重要なことは、使用したサンプリング戦略を論文でオープンに議論することです。そうすることで、将来の研究者が小さなサンプルサイズによるバイアスを考慮するのに役立ちます。
対立する証拠について議論しない
研究者が自分たちの結果や仮説に反する証拠について議論しない場合、その研究は不完全なものとなり、妥当性も低くなります。
そうなると、研究者は自分の論文に合う論文だけを紹介し、反対の意見や所見を考慮しなくなります。これでは、そのトピックについて過度に肯定的なイメージを描いてしまいかねません。これでは、読者は有意義な結論を導き出すために必要な情報の全容を知ることができません。
この疑わしい研究行為は、薬の副作用や薬が効かなかった理由を開示することが重要である医療やヘルスケア業界では特に危険です。反対の医学的証拠を開示しないことは非倫理的であり、公衆衛生上の有害な結果を招きかねません。

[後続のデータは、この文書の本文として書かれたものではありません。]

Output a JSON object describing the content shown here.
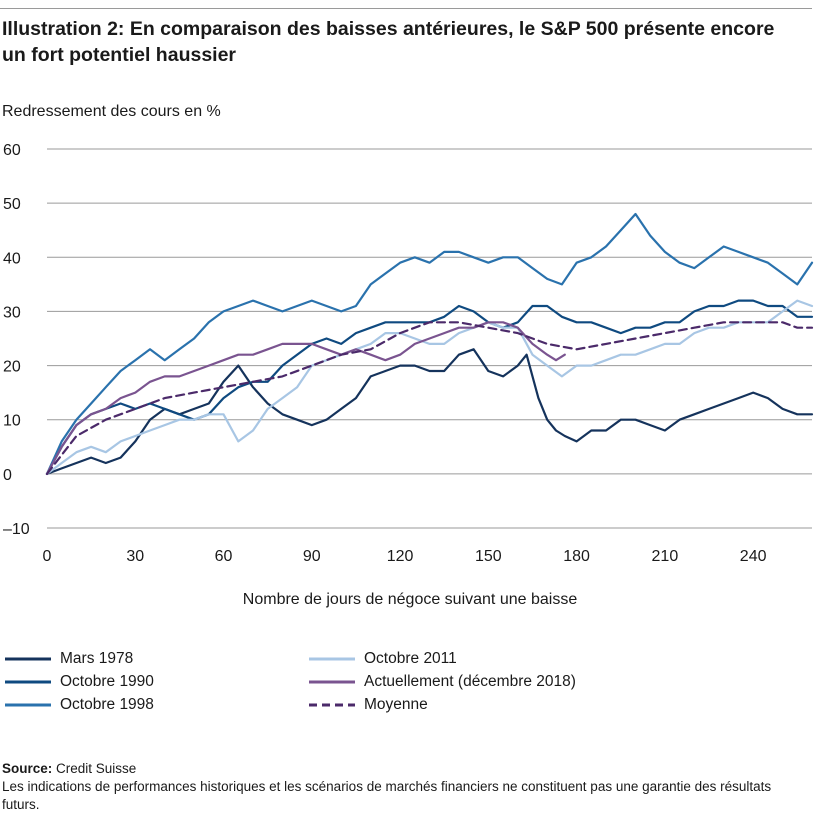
{
  "title": "Illustration 2: En comparaison des baisses antérieures, le S&P 500 présente encore un fort potentiel haussier",
  "footer": {
    "source_label": "Source:",
    "source_value": "Credit Suisse",
    "disclaimer": "Les indications de performances historiques et les scénarios de marchés financiers ne constituent pas une garantie des résultats futurs."
  },
  "chart_data": {
    "type": "line",
    "title": "Illustration 2: En comparaison des baisses antérieures, le S&P 500 présente encore un fort potentiel haussier",
    "ylabel": "Redressement des cours en %",
    "xlabel": "Nombre de jours de négoce suivant une baisse",
    "xlim": [
      0,
      260
    ],
    "ylim": [
      -10,
      60
    ],
    "x_ticks": [
      "0",
      "30",
      "60",
      "90",
      "120",
      "150",
      "180",
      "210",
      "240"
    ],
    "y_ticks": [
      "60",
      "50",
      "40",
      "30",
      "20",
      "10",
      "0",
      "–10"
    ],
    "grid": "horizontal",
    "legend_position": "bottom",
    "series": [
      {
        "name": "Mars 1978",
        "color": "#15335c",
        "dash": "solid",
        "points": [
          [
            0,
            0
          ],
          [
            5,
            1
          ],
          [
            10,
            2
          ],
          [
            15,
            3
          ],
          [
            20,
            2
          ],
          [
            25,
            3
          ],
          [
            30,
            6
          ],
          [
            35,
            10
          ],
          [
            40,
            12
          ],
          [
            45,
            11
          ],
          [
            50,
            12
          ],
          [
            55,
            13
          ],
          [
            60,
            17
          ],
          [
            65,
            20
          ],
          [
            70,
            16
          ],
          [
            75,
            13
          ],
          [
            80,
            11
          ],
          [
            85,
            10
          ],
          [
            90,
            9
          ],
          [
            95,
            10
          ],
          [
            100,
            12
          ],
          [
            105,
            14
          ],
          [
            110,
            18
          ],
          [
            115,
            19
          ],
          [
            120,
            20
          ],
          [
            125,
            20
          ],
          [
            130,
            19
          ],
          [
            135,
            19
          ],
          [
            140,
            22
          ],
          [
            145,
            23
          ],
          [
            150,
            19
          ],
          [
            155,
            18
          ],
          [
            160,
            20
          ],
          [
            163,
            22
          ],
          [
            167,
            14
          ],
          [
            170,
            10
          ],
          [
            173,
            8
          ],
          [
            176,
            7
          ],
          [
            180,
            6
          ],
          [
            185,
            8
          ],
          [
            190,
            8
          ],
          [
            195,
            10
          ],
          [
            200,
            10
          ],
          [
            205,
            9
          ],
          [
            210,
            8
          ],
          [
            215,
            10
          ],
          [
            220,
            11
          ],
          [
            225,
            12
          ],
          [
            230,
            13
          ],
          [
            235,
            14
          ],
          [
            240,
            15
          ],
          [
            245,
            14
          ],
          [
            250,
            12
          ],
          [
            255,
            11
          ],
          [
            260,
            11
          ]
        ]
      },
      {
        "name": "Octobre 1990",
        "color": "#0f4a80",
        "dash": "solid",
        "points": [
          [
            0,
            0
          ],
          [
            5,
            5
          ],
          [
            10,
            9
          ],
          [
            15,
            11
          ],
          [
            20,
            12
          ],
          [
            25,
            13
          ],
          [
            30,
            12
          ],
          [
            35,
            13
          ],
          [
            40,
            12
          ],
          [
            45,
            11
          ],
          [
            50,
            10
          ],
          [
            55,
            11
          ],
          [
            60,
            14
          ],
          [
            65,
            16
          ],
          [
            70,
            17
          ],
          [
            75,
            17
          ],
          [
            80,
            20
          ],
          [
            85,
            22
          ],
          [
            90,
            24
          ],
          [
            95,
            25
          ],
          [
            100,
            24
          ],
          [
            105,
            26
          ],
          [
            110,
            27
          ],
          [
            115,
            28
          ],
          [
            120,
            28
          ],
          [
            125,
            28
          ],
          [
            130,
            28
          ],
          [
            135,
            29
          ],
          [
            140,
            31
          ],
          [
            145,
            30
          ],
          [
            150,
            28
          ],
          [
            155,
            27
          ],
          [
            160,
            28
          ],
          [
            165,
            31
          ],
          [
            170,
            31
          ],
          [
            175,
            29
          ],
          [
            180,
            28
          ],
          [
            185,
            28
          ],
          [
            190,
            27
          ],
          [
            195,
            26
          ],
          [
            200,
            27
          ],
          [
            205,
            27
          ],
          [
            210,
            28
          ],
          [
            215,
            28
          ],
          [
            220,
            30
          ],
          [
            225,
            31
          ],
          [
            230,
            31
          ],
          [
            235,
            32
          ],
          [
            240,
            32
          ],
          [
            245,
            31
          ],
          [
            250,
            31
          ],
          [
            255,
            29
          ],
          [
            260,
            29
          ]
        ]
      },
      {
        "name": "Octobre 1998",
        "color": "#2a72ad",
        "dash": "solid",
        "points": [
          [
            0,
            0
          ],
          [
            5,
            6
          ],
          [
            10,
            10
          ],
          [
            15,
            13
          ],
          [
            20,
            16
          ],
          [
            25,
            19
          ],
          [
            30,
            21
          ],
          [
            35,
            23
          ],
          [
            40,
            21
          ],
          [
            45,
            23
          ],
          [
            50,
            25
          ],
          [
            55,
            28
          ],
          [
            60,
            30
          ],
          [
            65,
            31
          ],
          [
            70,
            32
          ],
          [
            75,
            31
          ],
          [
            80,
            30
          ],
          [
            85,
            31
          ],
          [
            90,
            32
          ],
          [
            95,
            31
          ],
          [
            100,
            30
          ],
          [
            105,
            31
          ],
          [
            110,
            35
          ],
          [
            115,
            37
          ],
          [
            120,
            39
          ],
          [
            125,
            40
          ],
          [
            130,
            39
          ],
          [
            135,
            41
          ],
          [
            140,
            41
          ],
          [
            145,
            40
          ],
          [
            150,
            39
          ],
          [
            155,
            40
          ],
          [
            160,
            40
          ],
          [
            165,
            38
          ],
          [
            170,
            36
          ],
          [
            175,
            35
          ],
          [
            180,
            39
          ],
          [
            185,
            40
          ],
          [
            190,
            42
          ],
          [
            195,
            45
          ],
          [
            200,
            48
          ],
          [
            205,
            44
          ],
          [
            210,
            41
          ],
          [
            215,
            39
          ],
          [
            220,
            38
          ],
          [
            225,
            40
          ],
          [
            230,
            42
          ],
          [
            235,
            41
          ],
          [
            240,
            40
          ],
          [
            245,
            39
          ],
          [
            250,
            37
          ],
          [
            255,
            35
          ],
          [
            260,
            39
          ]
        ]
      },
      {
        "name": "Octobre 2011",
        "color": "#a8c6e4",
        "dash": "solid",
        "points": [
          [
            0,
            0
          ],
          [
            5,
            2
          ],
          [
            10,
            4
          ],
          [
            15,
            5
          ],
          [
            20,
            4
          ],
          [
            25,
            6
          ],
          [
            30,
            7
          ],
          [
            35,
            8
          ],
          [
            40,
            9
          ],
          [
            45,
            10
          ],
          [
            50,
            10
          ],
          [
            55,
            11
          ],
          [
            60,
            11
          ],
          [
            65,
            6
          ],
          [
            70,
            8
          ],
          [
            75,
            12
          ],
          [
            80,
            14
          ],
          [
            85,
            16
          ],
          [
            90,
            20
          ],
          [
            95,
            21
          ],
          [
            100,
            22
          ],
          [
            105,
            23
          ],
          [
            110,
            24
          ],
          [
            115,
            26
          ],
          [
            120,
            26
          ],
          [
            125,
            25
          ],
          [
            130,
            24
          ],
          [
            135,
            24
          ],
          [
            140,
            26
          ],
          [
            145,
            27
          ],
          [
            150,
            28
          ],
          [
            155,
            27
          ],
          [
            160,
            27
          ],
          [
            165,
            22
          ],
          [
            170,
            20
          ],
          [
            175,
            18
          ],
          [
            180,
            20
          ],
          [
            185,
            20
          ],
          [
            190,
            21
          ],
          [
            195,
            22
          ],
          [
            200,
            22
          ],
          [
            205,
            23
          ],
          [
            210,
            24
          ],
          [
            215,
            24
          ],
          [
            220,
            26
          ],
          [
            225,
            27
          ],
          [
            230,
            27
          ],
          [
            235,
            28
          ],
          [
            240,
            28
          ],
          [
            245,
            28
          ],
          [
            250,
            30
          ],
          [
            255,
            32
          ],
          [
            260,
            31
          ]
        ]
      },
      {
        "name": "Actuellement (décembre 2018)",
        "color": "#7a5490",
        "dash": "solid",
        "points": [
          [
            0,
            0
          ],
          [
            5,
            5
          ],
          [
            10,
            9
          ],
          [
            15,
            11
          ],
          [
            20,
            12
          ],
          [
            25,
            14
          ],
          [
            30,
            15
          ],
          [
            35,
            17
          ],
          [
            40,
            18
          ],
          [
            45,
            18
          ],
          [
            50,
            19
          ],
          [
            55,
            20
          ],
          [
            60,
            21
          ],
          [
            65,
            22
          ],
          [
            70,
            22
          ],
          [
            75,
            23
          ],
          [
            80,
            24
          ],
          [
            85,
            24
          ],
          [
            90,
            24
          ],
          [
            95,
            23
          ],
          [
            100,
            22
          ],
          [
            105,
            23
          ],
          [
            110,
            22
          ],
          [
            115,
            21
          ],
          [
            120,
            22
          ],
          [
            125,
            24
          ],
          [
            130,
            25
          ],
          [
            135,
            26
          ],
          [
            140,
            27
          ],
          [
            145,
            27
          ],
          [
            150,
            28
          ],
          [
            155,
            28
          ],
          [
            160,
            27
          ],
          [
            165,
            24
          ],
          [
            170,
            22
          ],
          [
            173,
            21
          ],
          [
            176,
            22
          ]
        ]
      },
      {
        "name": "Moyenne",
        "color": "#4b2a6a",
        "dash": "dashed",
        "points": [
          [
            0,
            0
          ],
          [
            10,
            7
          ],
          [
            20,
            10
          ],
          [
            30,
            12
          ],
          [
            40,
            14
          ],
          [
            50,
            15
          ],
          [
            60,
            16
          ],
          [
            70,
            17
          ],
          [
            80,
            18
          ],
          [
            90,
            20
          ],
          [
            100,
            22
          ],
          [
            110,
            23
          ],
          [
            120,
            26
          ],
          [
            130,
            28
          ],
          [
            140,
            28
          ],
          [
            150,
            27
          ],
          [
            160,
            26
          ],
          [
            170,
            24
          ],
          [
            180,
            23
          ],
          [
            190,
            24
          ],
          [
            200,
            25
          ],
          [
            210,
            26
          ],
          [
            220,
            27
          ],
          [
            230,
            28
          ],
          [
            240,
            28
          ],
          [
            250,
            28
          ],
          [
            255,
            27
          ],
          [
            260,
            27
          ]
        ]
      }
    ]
  }
}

例えば、メルク社は1999年にバイオックス(Vioxx)という新しい鎮痛剤を発売し、胃腸障害が少ないと主張しました。しかし、同社はこの薬が引き起こす心臓疾患や脳卒中の増加という深刻な副作用を大幅に軽視しました。この相反する証拠の隠蔽は、多くの人々、そして最終的にはメルク社自身にとって重大な結果をもたらし、同社は5800万ドル以上の和解金を支払うことになりました。
この疑わしい研究行為は、論文の序論で、研究課題に関連するすべての異なる視点や理論を最初に提示することで回避することができます。そうすることで、読者は研究の全容を理解することができます。論文執筆中は、自分の予測や予想に完全に反するものであっても、すべての結果に注意深く注意を払い、説明しなければなりません。そして、考察のセクションでは、あなたの結果が、先に提示されたすべての異なる視点とどのように関連しているかを明確に説明する必要があります。
データを共有しない
データを共有しないとは、研究者がよくやってしまうことで、生データ、分析、分析スクリプトをオープンアクセスのリポジトリで共有しないことです。生データが利用できない場合、研究を再現することができないため、このやり方には疑問が残ります。さらに、他の研究者は、あなたがどのようにして結果を得たのか疑問に思うことになります。
ここ数十年、多くの教授や指導教官からこのようなやり方は奨励されてきませんでしたが、流れは変わりつつあります。OSFのような多くのオープンアクセスリポジトリや、UK Reproducibility Networkのような世界的なイニシアチブは、再現性と透明性を促進するために、データや解析コードのオープン共有を奨励しています。
この不正行為を避けるためには、プロジェクトが終了したら、生データ、解析コード、スクリプトをオープンアクセスリポジトリにアップロードしましょう。そうすれば、ジャーナルに論文を投稿する際に、論文の中でデータの場所を参照することができます。